Les forces de sécurité sont omniprésentes - Vive tension à Kinshasa

Quelques accrochages entre les forces de sécurité et des partisans de Jean-Pierre Bemba se sont produits hier.
Photo: Agence Reuters Quelques accrochages entre les forces de sécurité et des partisans de Jean-Pierre Bemba se sont produits hier.

Kinshasa — Hier, en fin de journée, pas un coup de feu n'avait résonné dans les rues de la capitale, suspendue aux lèvres de Jean-Pierre Bemba. Le rival malheureux de Joseph Kabila, déclaré vainqueur à l'élection présidentielle en République démocratique du Congo (RDC), a déclaré rejeter les résultats, tout en optant pour des recours «légaux».

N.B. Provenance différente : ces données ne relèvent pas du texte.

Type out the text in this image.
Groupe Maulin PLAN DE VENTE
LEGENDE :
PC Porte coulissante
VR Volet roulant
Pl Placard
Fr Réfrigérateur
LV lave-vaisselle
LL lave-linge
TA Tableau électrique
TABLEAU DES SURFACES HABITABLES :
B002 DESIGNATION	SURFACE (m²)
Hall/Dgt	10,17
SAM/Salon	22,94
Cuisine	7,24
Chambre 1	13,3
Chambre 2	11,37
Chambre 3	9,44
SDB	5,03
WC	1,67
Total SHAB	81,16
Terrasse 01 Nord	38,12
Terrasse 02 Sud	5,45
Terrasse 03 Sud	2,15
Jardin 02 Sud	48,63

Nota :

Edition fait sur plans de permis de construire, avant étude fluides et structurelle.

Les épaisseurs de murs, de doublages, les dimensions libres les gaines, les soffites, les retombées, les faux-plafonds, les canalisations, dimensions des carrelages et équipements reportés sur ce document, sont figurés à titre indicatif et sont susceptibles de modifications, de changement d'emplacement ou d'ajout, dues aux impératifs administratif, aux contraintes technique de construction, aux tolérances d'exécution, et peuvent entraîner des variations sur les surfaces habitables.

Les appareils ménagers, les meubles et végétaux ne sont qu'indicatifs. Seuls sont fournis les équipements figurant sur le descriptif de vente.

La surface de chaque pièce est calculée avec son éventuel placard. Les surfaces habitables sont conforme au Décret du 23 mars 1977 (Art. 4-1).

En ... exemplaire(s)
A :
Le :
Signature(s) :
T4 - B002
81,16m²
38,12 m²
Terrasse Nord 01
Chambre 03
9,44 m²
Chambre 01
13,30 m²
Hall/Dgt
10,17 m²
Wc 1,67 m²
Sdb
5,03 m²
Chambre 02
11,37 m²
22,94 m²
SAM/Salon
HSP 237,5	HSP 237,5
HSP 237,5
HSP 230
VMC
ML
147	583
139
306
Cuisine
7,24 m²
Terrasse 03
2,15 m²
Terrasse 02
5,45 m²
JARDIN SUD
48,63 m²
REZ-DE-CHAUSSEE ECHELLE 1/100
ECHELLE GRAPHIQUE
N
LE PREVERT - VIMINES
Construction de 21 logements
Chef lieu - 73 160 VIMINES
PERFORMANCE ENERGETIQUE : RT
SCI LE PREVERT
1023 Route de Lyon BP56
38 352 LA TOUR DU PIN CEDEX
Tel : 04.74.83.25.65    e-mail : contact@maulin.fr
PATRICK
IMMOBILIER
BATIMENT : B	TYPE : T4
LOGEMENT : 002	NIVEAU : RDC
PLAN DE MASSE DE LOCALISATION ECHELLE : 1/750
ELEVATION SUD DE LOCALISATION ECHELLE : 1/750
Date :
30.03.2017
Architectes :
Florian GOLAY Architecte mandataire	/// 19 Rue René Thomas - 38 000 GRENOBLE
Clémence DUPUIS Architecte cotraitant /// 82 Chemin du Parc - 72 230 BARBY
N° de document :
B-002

Toute la journée, les chars de l'ONU ont sillonné le centre-ville, tandis que les hélicoptères de la force européenne, l'EUFOR, veillaient, à l'affût de tout mouvement suspect. Rodés aux soubresauts de leur ville et échaudés par les violences lors des résultats du premier tour, en août, les Kinois sont restés chez eux. Quant aux Blancs, les seuls à fouler le bitume étaient les journalistes, la plupart d'entre eux postés devant la résidence de Bemba. Dans l'attente d'une bataille trop prévisible. «Au Congo-Kinshasa, quand on imagine dix scénarios, il faut s'attendre à ce que le onzième se réalise», résume un militaire occidental.

Une ville-fantôme

Depuis l'annonce des résultats du second tour du scrutin, mardi soir, les habitants de Kinshasa, la capitale de la République démocratique du Congo (RDC), n'ont qu'une seule et même préoccupation: va-t-il y avoir la guerre entre les gardes armés du perdant et ceux du vainqueur, Joseph Kabila?

À l'heure du verdict, le centre-ville avait des allures de ville-fantôme. Le lendemain matin, à huit heures, horaire traditionnel de bouchon à Kinshasa pour cause de débarquement massif de travailleurs, le trafic était exceptionnellement fluide. Seuls les vendeurs, venus par train du quartier populaire de Masina, se sont hasardés à proposer boissons et cartes téléphoniques. Kinshasa, la ville acquise à Bemba, était aussi silencieuse que son héros défait.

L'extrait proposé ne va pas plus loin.